Com seus esforços, e com a ajuda de seus amigos e das pessoas que conheceu no caminho, Sam conseguiu reunir as pessoas. Conseguiu reacender o sentimento de afeto e de comunidade entre as pessoas, em um mundo que estava prestes a ser completamente destruído, com todas as esperanças praticamente esgotadas.
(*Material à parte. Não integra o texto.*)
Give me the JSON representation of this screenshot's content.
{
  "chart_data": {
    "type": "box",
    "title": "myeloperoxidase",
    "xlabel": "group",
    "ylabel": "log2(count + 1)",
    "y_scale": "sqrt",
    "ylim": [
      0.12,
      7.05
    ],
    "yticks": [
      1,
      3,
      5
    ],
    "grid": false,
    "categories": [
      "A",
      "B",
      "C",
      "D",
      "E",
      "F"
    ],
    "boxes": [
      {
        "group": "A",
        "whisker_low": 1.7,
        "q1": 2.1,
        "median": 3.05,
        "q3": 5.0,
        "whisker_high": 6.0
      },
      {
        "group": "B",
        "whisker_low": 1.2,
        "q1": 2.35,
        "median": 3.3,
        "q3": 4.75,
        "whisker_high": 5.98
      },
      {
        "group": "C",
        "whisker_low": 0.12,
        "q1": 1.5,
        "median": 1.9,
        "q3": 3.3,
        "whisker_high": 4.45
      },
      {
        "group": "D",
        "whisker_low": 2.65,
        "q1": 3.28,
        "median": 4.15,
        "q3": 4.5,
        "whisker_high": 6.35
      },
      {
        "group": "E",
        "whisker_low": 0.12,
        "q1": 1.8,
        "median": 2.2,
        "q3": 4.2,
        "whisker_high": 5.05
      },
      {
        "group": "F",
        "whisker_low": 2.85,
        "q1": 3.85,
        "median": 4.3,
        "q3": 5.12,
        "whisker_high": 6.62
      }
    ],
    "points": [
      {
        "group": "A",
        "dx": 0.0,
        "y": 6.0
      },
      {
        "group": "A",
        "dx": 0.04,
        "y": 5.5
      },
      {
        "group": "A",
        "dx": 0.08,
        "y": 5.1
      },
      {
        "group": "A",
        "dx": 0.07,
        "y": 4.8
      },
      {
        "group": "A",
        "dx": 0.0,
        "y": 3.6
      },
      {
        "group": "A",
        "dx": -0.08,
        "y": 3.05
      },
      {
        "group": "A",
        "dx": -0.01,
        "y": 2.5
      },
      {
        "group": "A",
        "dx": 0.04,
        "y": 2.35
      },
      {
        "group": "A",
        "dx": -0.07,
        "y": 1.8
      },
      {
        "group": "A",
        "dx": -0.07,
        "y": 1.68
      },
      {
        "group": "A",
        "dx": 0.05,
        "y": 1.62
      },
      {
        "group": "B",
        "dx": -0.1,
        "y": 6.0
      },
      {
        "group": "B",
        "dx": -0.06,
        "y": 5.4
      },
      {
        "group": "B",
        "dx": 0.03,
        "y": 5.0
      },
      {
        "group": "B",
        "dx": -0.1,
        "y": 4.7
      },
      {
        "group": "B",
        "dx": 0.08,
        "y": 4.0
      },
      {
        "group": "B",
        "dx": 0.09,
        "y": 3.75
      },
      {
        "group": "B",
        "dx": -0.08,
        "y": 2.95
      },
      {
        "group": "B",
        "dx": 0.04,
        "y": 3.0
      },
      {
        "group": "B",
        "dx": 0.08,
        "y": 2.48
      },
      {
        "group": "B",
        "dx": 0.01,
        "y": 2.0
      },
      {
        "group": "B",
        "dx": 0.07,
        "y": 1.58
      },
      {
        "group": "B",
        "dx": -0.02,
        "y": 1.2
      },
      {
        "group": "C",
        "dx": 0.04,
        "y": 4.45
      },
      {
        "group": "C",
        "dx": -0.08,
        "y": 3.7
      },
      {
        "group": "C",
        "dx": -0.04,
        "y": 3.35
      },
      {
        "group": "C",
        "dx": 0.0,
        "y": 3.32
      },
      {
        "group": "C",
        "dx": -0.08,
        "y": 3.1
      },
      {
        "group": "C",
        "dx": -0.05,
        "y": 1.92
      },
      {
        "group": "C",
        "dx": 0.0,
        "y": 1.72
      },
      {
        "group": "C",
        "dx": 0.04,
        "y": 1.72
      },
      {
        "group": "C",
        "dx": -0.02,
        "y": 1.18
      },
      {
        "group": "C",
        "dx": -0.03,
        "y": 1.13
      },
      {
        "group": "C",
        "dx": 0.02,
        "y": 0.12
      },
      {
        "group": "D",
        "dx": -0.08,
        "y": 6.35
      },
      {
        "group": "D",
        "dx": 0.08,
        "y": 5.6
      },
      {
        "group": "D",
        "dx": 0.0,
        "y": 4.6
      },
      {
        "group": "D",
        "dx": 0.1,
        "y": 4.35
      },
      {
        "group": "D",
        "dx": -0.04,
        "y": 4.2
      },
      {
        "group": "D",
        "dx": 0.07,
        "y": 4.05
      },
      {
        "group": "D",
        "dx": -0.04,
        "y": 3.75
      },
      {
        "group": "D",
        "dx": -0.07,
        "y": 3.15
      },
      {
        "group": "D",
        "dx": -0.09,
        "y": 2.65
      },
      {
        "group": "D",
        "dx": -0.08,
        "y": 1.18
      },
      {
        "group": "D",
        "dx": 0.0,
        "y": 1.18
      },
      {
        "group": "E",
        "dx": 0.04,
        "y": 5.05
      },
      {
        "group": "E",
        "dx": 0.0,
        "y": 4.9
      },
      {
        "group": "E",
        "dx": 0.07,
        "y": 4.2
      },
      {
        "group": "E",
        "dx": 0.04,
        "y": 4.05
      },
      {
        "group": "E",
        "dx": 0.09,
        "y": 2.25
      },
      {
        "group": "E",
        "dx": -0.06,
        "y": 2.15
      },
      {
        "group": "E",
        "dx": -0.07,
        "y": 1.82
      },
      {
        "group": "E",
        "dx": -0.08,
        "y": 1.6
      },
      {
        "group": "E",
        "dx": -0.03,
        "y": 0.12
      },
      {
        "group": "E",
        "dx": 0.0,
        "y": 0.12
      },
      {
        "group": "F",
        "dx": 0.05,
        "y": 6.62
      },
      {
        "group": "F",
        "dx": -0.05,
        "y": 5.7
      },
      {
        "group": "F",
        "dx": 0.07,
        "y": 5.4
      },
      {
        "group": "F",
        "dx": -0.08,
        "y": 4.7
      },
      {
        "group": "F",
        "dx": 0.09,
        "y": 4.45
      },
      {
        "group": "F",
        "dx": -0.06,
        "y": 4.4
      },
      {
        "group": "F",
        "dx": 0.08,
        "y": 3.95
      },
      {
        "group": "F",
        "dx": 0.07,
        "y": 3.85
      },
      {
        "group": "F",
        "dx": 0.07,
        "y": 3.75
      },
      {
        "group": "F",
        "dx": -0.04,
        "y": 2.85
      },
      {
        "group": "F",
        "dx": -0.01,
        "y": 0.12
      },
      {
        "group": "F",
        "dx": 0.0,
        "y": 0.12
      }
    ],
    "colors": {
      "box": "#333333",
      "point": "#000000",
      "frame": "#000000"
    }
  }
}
Nós também podemos fazer isso. E nós devemos fazer isso. Da forma que melhor pudermos. A quarentena existe para que o COVID-19 não se espalhe, pois se mais e mais pessoas forem infectadas, será impossível tratar todos adequadamente, o que será uma verdadeira tragédia. E não apenas isso, mas médicos, enfermeiros, policiais, bombeiros e todos aqueles que estão na linha de frente dessa batalha estão muitas vezes se sacrificando por todos, para evitar que a população sofra ainda mais.
Talvez você esteja sendo obrigado a ficar fechado em sua casa, longe de tudo e todos. Ou talvez você esteja sendo obrigado a sair de casa no meio de toda essa situação. Ou talvez, você esteja na pele de Sam Porter Bridges, trabalhando do lado de fora para ajudar as pessoas a ficarem do lado de dentro. Todos nós podemos e vamos vencer essa pandemia. Porém, só faremos isso juntos, nos ajudando, mesmo que a distância!
E no fim de tudo, se há uma lição realmente importante que Death Stranding nos ensinou, é que a vida, a humanidade, as pessoas podem melhorar. Mesmo na mais terrível das situações ainda há espaço para esperança e bondade. E isso pode realmente salvar o mundo. É aquele clichê de sempre, mas um que jamais deixou de ser verdade: Se nos ajudarmos, nós superaremos tudo!
Por isso, tratem de se cuidar, ficar em casa, usar máscaras se precisarem ir para a rua, trabalho ou mercado. Cuide muito bem de sua higiene, respeite as recomendações de saúde e de ESPECIALISTAS da área de saúde. Informe-se bem e não se deixe levar por informações incompletas ou falsas. E acima de tudo, fiquem seguros!